Of the randomized trial's 252 patients who underwent primary or rescue stenting within 24 hours of an acute MI, those who received an immediate infusion of autologous blood mixed with aqueous O2 showed no significant differences in degree of 24-hour ST-segment resolution or creatine-kinase release as compared with the control group. Nor were there differences in a composite end point of 30-day death, reinfarction, stroke, or target-vessel revascularization, said Dr William W O'Neill (William Beaumont Hospital, Royal Oak, MI) in his formal AMIHOT presentation.

"The ST-segment data trended in the right direction," O'Neill told heartwire . "And we were pleased that there was absolutely no problem with safety. That's the first hurdle in terms of approval of a device." And, he noted, there were hints of a possible benefit for some patients. In the trial's 143 patients with anterior MI, those treated with aqueous O2 showed 25% more ST-segment resolution as compared with controls, but even in this higher-risk subgroup the difference fell short of significance.

The ST-segment data trended in the right direction.
Hopes for late LVEF improvement

"We're disappointed that we didn't show a benefit in the ST-segment Holter data," O'Neill told heartwire . "But we're really hanging our hat on the convalescent left-ventricular function," which he still hopes will show improvement. Those data are scheduled for release at the May 2004 Euro-PCR meeting in Paris, O'Neill said.

Dr Jack L Martin

At a press conference, Dr Jack L Martin (Main Line Health, Bryn Mawr, PA) presented preliminary data from 68 AMIHOT patients enrolled at his center, suggesting those hopes might be borne out, at least in some patients. Aqueous O2 treatment was associated with a 60% increase in ventricular wall motion at three-month echocardiography among those with anterior MI.
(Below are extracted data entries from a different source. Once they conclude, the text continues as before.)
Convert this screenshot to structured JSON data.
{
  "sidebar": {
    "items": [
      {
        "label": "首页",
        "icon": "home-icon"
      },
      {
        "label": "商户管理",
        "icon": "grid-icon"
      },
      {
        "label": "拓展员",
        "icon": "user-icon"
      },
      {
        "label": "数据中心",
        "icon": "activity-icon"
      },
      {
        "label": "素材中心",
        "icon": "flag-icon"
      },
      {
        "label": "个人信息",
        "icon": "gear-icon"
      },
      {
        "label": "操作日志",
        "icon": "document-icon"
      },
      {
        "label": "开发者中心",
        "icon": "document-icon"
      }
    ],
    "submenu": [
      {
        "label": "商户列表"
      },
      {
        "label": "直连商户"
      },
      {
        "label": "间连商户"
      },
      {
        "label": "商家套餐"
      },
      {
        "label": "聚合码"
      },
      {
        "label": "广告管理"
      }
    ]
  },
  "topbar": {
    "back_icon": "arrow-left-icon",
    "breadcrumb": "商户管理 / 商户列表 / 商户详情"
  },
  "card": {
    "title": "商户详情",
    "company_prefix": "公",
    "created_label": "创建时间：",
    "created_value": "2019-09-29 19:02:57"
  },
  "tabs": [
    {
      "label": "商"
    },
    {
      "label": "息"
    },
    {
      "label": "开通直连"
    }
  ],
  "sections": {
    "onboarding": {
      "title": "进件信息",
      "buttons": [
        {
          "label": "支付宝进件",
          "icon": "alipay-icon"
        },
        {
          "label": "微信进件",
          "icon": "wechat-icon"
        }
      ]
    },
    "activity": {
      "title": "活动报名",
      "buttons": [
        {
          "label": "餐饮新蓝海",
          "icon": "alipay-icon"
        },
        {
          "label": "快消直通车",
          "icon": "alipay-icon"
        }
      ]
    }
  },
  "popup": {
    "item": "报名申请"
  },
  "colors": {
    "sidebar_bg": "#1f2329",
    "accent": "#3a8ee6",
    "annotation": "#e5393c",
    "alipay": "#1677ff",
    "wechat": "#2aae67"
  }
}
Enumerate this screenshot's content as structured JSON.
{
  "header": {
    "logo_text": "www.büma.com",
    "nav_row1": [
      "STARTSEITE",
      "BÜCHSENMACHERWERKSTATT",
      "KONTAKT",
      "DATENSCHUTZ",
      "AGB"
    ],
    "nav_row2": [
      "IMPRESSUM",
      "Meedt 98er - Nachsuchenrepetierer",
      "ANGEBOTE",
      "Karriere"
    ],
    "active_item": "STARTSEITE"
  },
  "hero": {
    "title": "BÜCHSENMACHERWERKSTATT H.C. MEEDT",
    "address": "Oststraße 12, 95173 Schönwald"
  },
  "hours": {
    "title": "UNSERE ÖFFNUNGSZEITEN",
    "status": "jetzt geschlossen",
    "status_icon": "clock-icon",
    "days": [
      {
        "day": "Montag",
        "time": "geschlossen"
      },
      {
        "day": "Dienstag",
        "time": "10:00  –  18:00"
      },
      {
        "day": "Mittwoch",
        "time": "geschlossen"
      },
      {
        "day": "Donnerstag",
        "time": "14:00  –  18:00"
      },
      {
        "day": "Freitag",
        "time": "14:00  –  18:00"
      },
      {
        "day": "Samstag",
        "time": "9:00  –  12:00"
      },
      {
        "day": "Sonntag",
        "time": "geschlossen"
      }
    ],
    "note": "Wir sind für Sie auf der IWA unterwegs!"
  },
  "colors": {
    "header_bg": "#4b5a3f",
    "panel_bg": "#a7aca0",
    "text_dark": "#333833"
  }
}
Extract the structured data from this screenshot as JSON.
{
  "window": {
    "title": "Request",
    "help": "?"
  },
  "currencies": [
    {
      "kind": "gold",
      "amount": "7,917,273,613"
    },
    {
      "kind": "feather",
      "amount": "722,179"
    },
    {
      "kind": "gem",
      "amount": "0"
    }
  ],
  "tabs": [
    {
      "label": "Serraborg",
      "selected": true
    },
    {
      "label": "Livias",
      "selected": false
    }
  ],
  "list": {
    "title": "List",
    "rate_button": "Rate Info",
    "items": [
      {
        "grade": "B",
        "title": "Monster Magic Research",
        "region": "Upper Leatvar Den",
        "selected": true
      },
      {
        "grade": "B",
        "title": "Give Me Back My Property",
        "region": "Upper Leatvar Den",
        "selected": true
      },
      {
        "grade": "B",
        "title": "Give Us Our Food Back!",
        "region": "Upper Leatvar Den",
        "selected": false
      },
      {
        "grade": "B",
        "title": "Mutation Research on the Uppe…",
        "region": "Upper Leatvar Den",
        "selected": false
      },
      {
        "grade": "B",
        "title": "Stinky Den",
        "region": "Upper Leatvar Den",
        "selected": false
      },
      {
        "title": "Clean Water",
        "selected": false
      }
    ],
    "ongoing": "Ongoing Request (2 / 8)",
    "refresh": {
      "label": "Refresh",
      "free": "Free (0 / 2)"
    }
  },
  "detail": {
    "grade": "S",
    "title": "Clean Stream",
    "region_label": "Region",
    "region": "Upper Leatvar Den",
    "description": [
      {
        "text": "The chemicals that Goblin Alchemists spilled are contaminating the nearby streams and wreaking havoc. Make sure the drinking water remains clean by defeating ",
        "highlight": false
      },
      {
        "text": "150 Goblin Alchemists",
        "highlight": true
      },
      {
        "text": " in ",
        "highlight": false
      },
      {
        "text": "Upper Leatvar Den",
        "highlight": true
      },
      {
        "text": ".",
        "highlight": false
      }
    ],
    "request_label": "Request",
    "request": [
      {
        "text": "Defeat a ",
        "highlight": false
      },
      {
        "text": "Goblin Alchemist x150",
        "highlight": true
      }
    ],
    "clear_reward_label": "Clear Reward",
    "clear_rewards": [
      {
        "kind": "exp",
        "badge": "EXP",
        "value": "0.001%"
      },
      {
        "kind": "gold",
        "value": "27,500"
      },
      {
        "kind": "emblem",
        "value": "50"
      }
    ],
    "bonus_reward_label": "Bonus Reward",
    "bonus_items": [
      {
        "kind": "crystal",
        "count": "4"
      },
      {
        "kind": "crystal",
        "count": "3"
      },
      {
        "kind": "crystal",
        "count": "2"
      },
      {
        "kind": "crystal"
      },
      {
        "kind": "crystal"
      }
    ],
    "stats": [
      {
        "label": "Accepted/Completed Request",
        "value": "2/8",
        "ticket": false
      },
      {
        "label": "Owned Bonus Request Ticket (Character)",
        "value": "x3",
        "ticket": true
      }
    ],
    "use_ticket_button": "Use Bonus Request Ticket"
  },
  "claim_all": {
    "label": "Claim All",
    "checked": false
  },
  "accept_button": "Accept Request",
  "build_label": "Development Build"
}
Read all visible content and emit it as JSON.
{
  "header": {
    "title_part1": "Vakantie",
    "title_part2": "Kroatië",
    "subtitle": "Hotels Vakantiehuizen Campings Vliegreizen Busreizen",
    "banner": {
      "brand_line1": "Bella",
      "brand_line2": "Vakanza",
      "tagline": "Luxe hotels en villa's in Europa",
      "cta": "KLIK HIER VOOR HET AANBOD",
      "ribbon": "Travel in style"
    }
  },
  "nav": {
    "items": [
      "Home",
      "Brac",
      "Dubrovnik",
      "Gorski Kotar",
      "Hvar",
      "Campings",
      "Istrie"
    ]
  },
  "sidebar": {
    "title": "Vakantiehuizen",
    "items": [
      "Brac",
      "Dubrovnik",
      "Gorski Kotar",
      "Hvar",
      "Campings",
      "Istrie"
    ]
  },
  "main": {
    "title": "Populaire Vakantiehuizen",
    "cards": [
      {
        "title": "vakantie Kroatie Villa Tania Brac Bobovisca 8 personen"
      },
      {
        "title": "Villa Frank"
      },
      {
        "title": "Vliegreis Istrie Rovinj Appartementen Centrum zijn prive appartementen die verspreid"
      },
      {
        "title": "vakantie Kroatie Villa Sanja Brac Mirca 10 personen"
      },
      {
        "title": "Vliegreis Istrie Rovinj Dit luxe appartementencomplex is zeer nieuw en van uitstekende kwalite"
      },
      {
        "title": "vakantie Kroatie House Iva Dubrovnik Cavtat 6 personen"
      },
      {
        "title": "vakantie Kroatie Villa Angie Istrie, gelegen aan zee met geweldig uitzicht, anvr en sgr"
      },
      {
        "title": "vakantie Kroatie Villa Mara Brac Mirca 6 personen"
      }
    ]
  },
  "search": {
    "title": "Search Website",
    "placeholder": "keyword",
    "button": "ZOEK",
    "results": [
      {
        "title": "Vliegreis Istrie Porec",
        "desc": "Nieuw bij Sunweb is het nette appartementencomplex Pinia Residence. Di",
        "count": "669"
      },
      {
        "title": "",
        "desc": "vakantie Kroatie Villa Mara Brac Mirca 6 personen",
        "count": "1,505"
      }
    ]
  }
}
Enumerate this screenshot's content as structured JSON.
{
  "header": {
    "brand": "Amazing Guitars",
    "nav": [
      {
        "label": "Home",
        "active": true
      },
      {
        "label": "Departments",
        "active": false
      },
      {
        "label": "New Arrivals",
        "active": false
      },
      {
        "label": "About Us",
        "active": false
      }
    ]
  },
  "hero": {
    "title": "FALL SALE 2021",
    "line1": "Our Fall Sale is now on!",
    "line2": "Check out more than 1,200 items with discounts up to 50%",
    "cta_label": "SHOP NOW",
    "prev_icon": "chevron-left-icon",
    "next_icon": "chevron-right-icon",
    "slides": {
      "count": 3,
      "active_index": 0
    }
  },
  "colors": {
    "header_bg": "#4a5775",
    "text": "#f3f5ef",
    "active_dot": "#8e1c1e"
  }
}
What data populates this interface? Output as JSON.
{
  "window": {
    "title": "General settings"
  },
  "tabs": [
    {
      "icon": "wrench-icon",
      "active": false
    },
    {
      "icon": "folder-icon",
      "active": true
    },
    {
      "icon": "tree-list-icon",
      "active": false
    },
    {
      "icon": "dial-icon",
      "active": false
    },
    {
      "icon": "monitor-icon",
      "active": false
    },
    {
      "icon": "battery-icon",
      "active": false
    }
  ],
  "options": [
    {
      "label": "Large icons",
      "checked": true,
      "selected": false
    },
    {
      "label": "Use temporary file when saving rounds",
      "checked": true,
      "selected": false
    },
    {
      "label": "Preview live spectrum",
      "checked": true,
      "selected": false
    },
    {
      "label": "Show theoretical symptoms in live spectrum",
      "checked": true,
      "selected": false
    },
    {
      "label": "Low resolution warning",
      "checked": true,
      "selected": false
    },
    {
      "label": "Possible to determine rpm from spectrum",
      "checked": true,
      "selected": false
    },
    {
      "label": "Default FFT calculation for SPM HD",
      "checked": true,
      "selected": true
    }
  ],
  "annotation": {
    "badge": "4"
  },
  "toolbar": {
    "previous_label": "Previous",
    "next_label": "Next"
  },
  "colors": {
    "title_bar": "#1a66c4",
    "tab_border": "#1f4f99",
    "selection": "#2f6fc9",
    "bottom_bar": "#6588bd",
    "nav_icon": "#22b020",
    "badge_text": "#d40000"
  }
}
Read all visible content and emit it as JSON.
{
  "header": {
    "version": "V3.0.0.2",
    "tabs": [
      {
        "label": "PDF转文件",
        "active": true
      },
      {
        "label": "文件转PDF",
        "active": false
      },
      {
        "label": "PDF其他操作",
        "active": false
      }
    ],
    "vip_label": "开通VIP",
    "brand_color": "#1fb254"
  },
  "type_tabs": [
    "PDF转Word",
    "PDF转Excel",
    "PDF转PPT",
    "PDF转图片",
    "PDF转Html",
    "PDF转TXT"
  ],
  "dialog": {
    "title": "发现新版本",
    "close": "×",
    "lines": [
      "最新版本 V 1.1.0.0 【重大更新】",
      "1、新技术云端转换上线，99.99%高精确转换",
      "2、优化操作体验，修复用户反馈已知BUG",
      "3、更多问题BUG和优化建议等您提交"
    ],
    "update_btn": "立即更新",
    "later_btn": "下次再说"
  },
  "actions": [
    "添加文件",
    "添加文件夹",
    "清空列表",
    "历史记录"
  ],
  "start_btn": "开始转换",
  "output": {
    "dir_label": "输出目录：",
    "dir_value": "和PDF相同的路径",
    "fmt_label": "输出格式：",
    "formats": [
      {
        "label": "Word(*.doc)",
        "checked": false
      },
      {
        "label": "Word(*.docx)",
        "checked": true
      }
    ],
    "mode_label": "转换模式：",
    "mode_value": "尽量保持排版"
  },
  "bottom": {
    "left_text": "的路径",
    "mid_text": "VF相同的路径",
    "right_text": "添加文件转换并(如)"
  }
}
In an interview, Martin described a possible mechanism for such a delayed benefit. Not only may the treatment increase O2 delivery to jeopardized myocytes, it may also prevent permanent damage to the myocardial capillary bed. "We think that it's salvaging the ischemic cells in the microcirculation itself, the endothelial cells that have become swollen," he said. "We hope that an intact microcirculation will allow normal healing processes to happen more effectively."

We hope that an intact microcirculation will allow normal healing processes to happen more effectively.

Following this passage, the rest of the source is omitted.